EC業界にはびこる慢性的な人材不足。原因は評価方法の誤りか
国内、海外を問わずECの市場は拡大を続けるが、一方で慢性的な人材不足は続いている。多くの企業が、「優秀なエンジニアやデザイナーが足りない」と嘆き、その採用に頭を悩ませているのだ。
2017年3月17日に開催された「ECzine Day 2017 Spring」では、「適正な人材が採用できないのは、適正な評価がなされていないからではないか」と投げかける、株式会社フラクタ 代表取締役 河野貴伸氏、およびオイシックス株式会社 執行役員 奥谷孝司氏の両名が登壇。「ECの枠組みを超えた、デジタルチームの育成と評価のあるべき姿」と題し、ECzine編集長 倭田をモデレーターとして、それぞれの考え方について語った。
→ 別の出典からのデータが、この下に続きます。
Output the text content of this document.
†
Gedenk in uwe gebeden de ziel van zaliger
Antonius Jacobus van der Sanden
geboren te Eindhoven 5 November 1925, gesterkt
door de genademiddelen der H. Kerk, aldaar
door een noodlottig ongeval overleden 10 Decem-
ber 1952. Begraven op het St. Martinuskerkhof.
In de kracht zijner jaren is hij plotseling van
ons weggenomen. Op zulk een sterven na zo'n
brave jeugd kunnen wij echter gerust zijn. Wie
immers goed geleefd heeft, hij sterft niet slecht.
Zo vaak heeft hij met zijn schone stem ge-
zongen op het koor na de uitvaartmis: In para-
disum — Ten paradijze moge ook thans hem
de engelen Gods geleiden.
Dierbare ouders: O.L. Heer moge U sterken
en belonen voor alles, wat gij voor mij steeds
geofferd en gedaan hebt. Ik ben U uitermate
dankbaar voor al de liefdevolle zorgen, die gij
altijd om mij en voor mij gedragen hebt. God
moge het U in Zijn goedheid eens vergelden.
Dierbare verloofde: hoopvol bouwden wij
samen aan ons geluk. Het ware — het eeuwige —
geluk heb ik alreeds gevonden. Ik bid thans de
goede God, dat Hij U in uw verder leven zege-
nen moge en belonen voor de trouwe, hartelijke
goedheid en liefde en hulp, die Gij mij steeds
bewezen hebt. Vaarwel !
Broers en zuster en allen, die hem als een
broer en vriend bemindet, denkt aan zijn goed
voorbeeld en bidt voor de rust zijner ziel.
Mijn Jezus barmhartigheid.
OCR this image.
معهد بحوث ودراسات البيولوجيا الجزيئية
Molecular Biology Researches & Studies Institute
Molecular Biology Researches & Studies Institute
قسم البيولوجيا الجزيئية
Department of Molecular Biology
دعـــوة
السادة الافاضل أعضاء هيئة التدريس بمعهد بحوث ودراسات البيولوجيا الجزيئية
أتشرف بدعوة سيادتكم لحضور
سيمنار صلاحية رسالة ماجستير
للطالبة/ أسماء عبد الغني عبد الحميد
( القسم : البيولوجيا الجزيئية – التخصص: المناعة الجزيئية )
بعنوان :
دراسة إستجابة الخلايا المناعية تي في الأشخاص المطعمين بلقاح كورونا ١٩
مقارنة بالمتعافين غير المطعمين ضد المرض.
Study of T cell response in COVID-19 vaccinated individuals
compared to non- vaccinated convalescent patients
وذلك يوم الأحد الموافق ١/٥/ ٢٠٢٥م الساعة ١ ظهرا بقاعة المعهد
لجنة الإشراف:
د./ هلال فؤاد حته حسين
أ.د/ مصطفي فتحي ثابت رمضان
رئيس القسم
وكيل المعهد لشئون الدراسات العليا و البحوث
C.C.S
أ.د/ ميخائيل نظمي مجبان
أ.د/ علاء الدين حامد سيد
口火を切ったのは、今回のセッションを提案した河野氏。EC、およびIT業界が広く直面している人材不足の現状を明かした。
河野(フラクタ):当社はさまざまなEC企業様のお手伝いをしておりますが、とにかくみなさん「人材不足」に喘いでいます。これは実は、ただ採用が難しいという問題に留まりません。裏には、マネジメント層が現場スタッフを正当に評価できてない、満足度を高められていないという現状があります。業態はデジタルでも、動かしているのは人間。評価する側、される側は、実際どのような課題を抱えているのかについてお話しいたします。
スーパーマンを求めすぎ。それぞれの業種への理解が進んでいない
すべての企業が優秀な人材を確保したいと考えている。しかしその多くが、採用がうまくいっていないと感じているのも事実だ。河野氏はこれに対し、採用側が多くを求めすぎているのではないかと指摘する。
河野:みなさん、エンジニアやデザイナーが不足しているとおっしゃるのですが、お話を伺うかぎり、根本的に求めている人物像を間違えているのでは、と感じます。具体的には、求めるレベルが高過ぎるのです。一般的な区分と、マネジメント層が求めている領域は非常に乖離しており、スーパーマンを求めすぎているように思います。
しかし日本人の性なのか、頑張ってしまう人がいる。心当たりがある方もいるでしょうが、1人や2人ですべて回してしまっている現場が結構あります。EC、デジタルの世界はこういったスーパーマンが基準にされてしまうことが多いのですが、それではチーム全体が疲弊するんですよね。
奥谷(オイシックス):おっしゃる通りで、デジタル業界は業種の細分化が日に日に進んでおり、それぞれのプロフェッショナルが分業する時代です。「UXデザイナーって実際何するの?」を正確に理解している人はあまり多くない。採用する側も面接で何を聞けばいいかわからないから、採用後に「思っていた人材と違う」といった事態が起こるのです。